Richmond city government is notorious for the perception of inefficient and ineffective city services. A recent example is a news report with local contractors complaining about delays and errors in acquiring permits. This one among a litany of historically consistent grievances in a wide-ranging list from leaf collection service to crime. But city leadership, all elected officials, must attempt to address the dichotomy of wishing to eliminate waste, so funds can be diverted to areas of great need, and the public perception of heartlessness in weeding out inefficiency; including eliminating positions that are also held by city voters. Many of these potentially disenfranchised city workers would be significantly challenged to find new comparable work. Attempts at gained efficiencies with deep personnel cuts can be carcinogenic to a politician’s future even though it may be the exact right thing to do for the greater good.
So, what will it take to break this cycle? It takes courageous city leadership. As painful as this prospect sounds, those who chose to live in the city must do it with the understanding that they must do the following.

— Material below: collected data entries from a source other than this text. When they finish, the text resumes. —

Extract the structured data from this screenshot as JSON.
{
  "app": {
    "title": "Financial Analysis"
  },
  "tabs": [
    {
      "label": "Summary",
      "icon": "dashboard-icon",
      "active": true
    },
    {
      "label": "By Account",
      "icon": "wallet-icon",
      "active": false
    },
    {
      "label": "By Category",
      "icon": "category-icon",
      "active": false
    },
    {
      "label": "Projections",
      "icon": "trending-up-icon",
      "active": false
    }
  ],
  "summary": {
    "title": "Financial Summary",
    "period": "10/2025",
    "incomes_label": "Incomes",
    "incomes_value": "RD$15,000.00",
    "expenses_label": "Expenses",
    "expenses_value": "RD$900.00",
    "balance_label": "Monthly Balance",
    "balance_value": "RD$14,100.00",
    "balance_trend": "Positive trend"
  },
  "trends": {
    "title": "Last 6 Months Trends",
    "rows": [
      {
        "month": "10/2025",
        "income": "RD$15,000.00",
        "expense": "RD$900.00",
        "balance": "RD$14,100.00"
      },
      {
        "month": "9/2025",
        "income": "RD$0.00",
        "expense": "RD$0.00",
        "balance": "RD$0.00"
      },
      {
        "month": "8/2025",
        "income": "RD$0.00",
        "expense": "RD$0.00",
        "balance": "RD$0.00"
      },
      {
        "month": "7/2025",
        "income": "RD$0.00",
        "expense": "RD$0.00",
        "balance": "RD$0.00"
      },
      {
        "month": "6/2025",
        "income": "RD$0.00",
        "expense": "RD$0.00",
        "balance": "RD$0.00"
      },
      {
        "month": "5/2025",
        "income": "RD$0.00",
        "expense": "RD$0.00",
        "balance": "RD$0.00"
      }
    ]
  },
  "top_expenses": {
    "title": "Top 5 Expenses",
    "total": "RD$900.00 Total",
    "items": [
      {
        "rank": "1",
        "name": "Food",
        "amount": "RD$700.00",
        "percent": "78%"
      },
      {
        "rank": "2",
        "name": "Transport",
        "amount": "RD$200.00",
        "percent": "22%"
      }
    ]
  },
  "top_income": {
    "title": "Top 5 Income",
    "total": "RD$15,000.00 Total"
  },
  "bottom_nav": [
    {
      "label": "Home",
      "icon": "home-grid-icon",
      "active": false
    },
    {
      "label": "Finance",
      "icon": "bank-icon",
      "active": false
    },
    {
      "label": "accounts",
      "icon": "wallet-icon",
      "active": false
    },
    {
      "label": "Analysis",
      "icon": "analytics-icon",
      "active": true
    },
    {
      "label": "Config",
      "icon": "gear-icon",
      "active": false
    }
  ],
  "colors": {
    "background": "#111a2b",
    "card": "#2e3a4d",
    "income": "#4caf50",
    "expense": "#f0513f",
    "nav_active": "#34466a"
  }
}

- A willingness to pay higher tax rates in order to mitigate the state government/VCU impact and fund improved infrastructure and schools
- To elect city officials who will do what is necessary to wring out waste and bring greater efficiency to city government while balancing these efforts with the human impact
- A top priority must be to reverse the increasing trend of failure in the results produced by the city school system – for the future of the city nothing is more important
- Demand more from city departments to improve the effectiveness and efficiency in working with city procurement of goods and services while providing improved services to the public/businesses
- Support community planners to bring more residential and commercial development into the city
As astute a politician as there may be in this state, Mayor Levar Stoney has courageously proposed just such a plan. May he find the level of success with his proposals necessary to put the city on a path of improving a devastatingly weak school system, equally poor infrastructure and the attractiveness of the city to outside interests of many varieties.